I haven’t played her much since the kids were born. Long before I met my husband, hours and hours of Chopin’s waltzes and etudes would drift into the alley behind my mom’s house. Concertos, sonatas and impromptus would bring curious neighbours peeking through the back window. I would play 3 hours before dinner, and a couple in the middle of the night. 3am was the magic hour. Beethoven, Rachmaninoff, Chopin, Mozart, Debussy all kept great company back then.
She’s an oldie but a goodie..
My parents bought this small upright back in ’76 for $200. “It was a lot of money for that time you know!” They loaded it into my uncle’s pickup truck, and as he rounded the first corner, our lovely new piano fell over backwards! It stayed in the truck, but if you were to sneak a peek around back, you can still plainly see the two very distinct impressions of the truck bed’s edge.
I started lessons when I was four. Back then the Suzuki method was in, and we learned everything from memory. My brothers joined me in the weekly jaunt to Mrs. Treleven’s house. She always wore her grey hair in these dangling sausage-like rolls, and I remember how her little yappy dog would follow you up the stairs to the bathroom with the weird squishy toilet seat. I didn’t learn to read music until I was eight or nine when we switched teachers and I studied under my beloved Mrs. Montizambert. My older brother Jay then took drum lessons from her husband, and I think Mikey stopped piano altogether. Mrs Montizambert had two pianos. One full grand which occupied her entire living room. If you were lucky enough she would occasionally play a concerto or sonata for you. And then she had a lovely old upright in the back room where I had my lessons. I remember the room was piled high with stacks and stacks of music books and sheets. It was wonderfully cozy. I studied with her until my mid twenties. By then her husband had passed away and she had moved her teaching space to his garage.
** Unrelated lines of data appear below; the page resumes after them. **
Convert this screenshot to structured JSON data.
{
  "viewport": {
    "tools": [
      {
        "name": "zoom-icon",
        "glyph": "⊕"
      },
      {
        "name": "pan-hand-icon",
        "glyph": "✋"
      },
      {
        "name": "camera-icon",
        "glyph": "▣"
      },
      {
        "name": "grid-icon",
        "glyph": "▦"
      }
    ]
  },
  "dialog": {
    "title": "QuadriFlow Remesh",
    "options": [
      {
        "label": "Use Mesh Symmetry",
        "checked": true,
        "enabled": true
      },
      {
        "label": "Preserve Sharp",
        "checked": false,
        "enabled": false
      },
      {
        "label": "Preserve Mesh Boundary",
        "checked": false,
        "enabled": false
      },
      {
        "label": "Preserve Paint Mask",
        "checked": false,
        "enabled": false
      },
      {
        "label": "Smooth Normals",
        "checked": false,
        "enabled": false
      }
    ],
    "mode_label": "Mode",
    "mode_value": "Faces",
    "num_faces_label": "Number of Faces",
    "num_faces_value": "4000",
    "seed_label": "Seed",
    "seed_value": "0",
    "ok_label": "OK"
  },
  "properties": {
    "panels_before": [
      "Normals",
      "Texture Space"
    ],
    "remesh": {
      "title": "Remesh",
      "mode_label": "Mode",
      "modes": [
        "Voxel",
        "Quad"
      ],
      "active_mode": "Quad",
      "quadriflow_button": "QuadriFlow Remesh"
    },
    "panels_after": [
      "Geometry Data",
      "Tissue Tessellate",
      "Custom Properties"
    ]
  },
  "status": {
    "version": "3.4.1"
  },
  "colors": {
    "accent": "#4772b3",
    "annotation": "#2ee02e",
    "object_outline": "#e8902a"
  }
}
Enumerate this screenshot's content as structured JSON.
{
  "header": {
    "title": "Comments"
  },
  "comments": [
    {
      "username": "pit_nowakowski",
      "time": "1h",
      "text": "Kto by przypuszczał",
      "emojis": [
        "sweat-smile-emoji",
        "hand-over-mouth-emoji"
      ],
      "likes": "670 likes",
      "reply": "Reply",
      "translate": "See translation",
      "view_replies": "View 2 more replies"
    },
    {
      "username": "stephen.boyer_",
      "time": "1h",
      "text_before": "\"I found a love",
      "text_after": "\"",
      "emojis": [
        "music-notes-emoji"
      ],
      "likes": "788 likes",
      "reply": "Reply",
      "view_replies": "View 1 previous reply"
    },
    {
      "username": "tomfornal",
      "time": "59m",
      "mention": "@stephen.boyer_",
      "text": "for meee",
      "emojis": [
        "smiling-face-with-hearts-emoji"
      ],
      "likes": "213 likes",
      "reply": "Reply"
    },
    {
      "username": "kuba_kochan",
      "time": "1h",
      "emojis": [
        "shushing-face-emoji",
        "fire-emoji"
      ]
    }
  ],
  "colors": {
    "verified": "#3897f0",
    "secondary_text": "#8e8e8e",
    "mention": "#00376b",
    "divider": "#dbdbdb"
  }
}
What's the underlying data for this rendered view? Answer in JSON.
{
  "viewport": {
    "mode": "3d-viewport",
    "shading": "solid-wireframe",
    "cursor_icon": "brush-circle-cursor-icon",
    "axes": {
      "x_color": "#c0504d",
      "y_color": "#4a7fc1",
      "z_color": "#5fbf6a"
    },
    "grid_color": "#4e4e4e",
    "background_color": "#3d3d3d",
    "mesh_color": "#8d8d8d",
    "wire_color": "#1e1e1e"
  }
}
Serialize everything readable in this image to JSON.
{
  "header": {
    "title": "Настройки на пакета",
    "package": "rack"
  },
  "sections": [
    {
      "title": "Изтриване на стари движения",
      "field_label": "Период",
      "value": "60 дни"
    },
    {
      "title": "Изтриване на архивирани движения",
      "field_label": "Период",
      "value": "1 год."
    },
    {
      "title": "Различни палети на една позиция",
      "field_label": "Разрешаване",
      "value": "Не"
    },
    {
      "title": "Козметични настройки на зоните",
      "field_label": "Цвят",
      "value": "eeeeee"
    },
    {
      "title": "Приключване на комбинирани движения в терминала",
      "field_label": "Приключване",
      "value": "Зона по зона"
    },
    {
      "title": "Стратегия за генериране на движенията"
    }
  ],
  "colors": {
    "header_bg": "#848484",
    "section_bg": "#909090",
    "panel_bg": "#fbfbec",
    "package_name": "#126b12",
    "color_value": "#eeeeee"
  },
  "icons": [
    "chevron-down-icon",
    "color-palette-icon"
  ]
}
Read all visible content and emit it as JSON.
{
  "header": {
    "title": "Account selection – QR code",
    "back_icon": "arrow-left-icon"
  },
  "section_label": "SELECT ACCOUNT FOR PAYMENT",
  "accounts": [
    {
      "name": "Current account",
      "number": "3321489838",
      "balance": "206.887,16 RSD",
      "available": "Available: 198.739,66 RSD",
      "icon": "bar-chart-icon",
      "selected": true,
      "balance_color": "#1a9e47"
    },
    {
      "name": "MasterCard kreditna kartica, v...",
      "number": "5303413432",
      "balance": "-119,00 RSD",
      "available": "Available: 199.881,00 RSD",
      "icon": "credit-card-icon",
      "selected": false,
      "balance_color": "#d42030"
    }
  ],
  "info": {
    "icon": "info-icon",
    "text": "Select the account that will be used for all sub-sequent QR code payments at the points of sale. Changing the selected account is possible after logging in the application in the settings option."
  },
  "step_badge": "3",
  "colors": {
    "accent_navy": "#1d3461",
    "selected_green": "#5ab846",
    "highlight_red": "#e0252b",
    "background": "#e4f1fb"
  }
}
I remember one particular afternoon as I walked up her incredibly steep driveway, which had a wisteria with a stalk as thick as my leg growing through the hedges, I heard the most incredible music floating in the air. I couldn’t even bring myself to interrupt and knock on the door. It started fast and haunting, and then flowed into a lovely passionate lyrical movement. And just when you though it might be over, suddenly it whips you back furiously racing through and then eases you softly to the flowing end.
It was Chopin’s Fantasie Impromptu Op. 66.
Here’s the famous Mr. Horowitz and his uplifting version:
and Evgeny Kissin in concert:
It was the last piece I learned.
I remember I was once ditched by my date at a wedding. I didn’t know a single person, and as I wandered around the country club after dinner, I found a beautiful full grand piano in the lobby just outside the wedding reception hall. I sat down and began to play Chopin’s Fantasie Impromptu. By the second movement quite a generous crowd had gathered along with the Bride and Groom. As I carefully drifted through the ending, I looked up and realized that I did have a wedding gift to offer after all. 2 years later, I was stopped in a nightclub one night by the bride, who immediately recognized me and gave me a big belated thank-you hug for playing for her at her wedding!
Maybe I’ll get her tuned up soon. I do miss her dearly.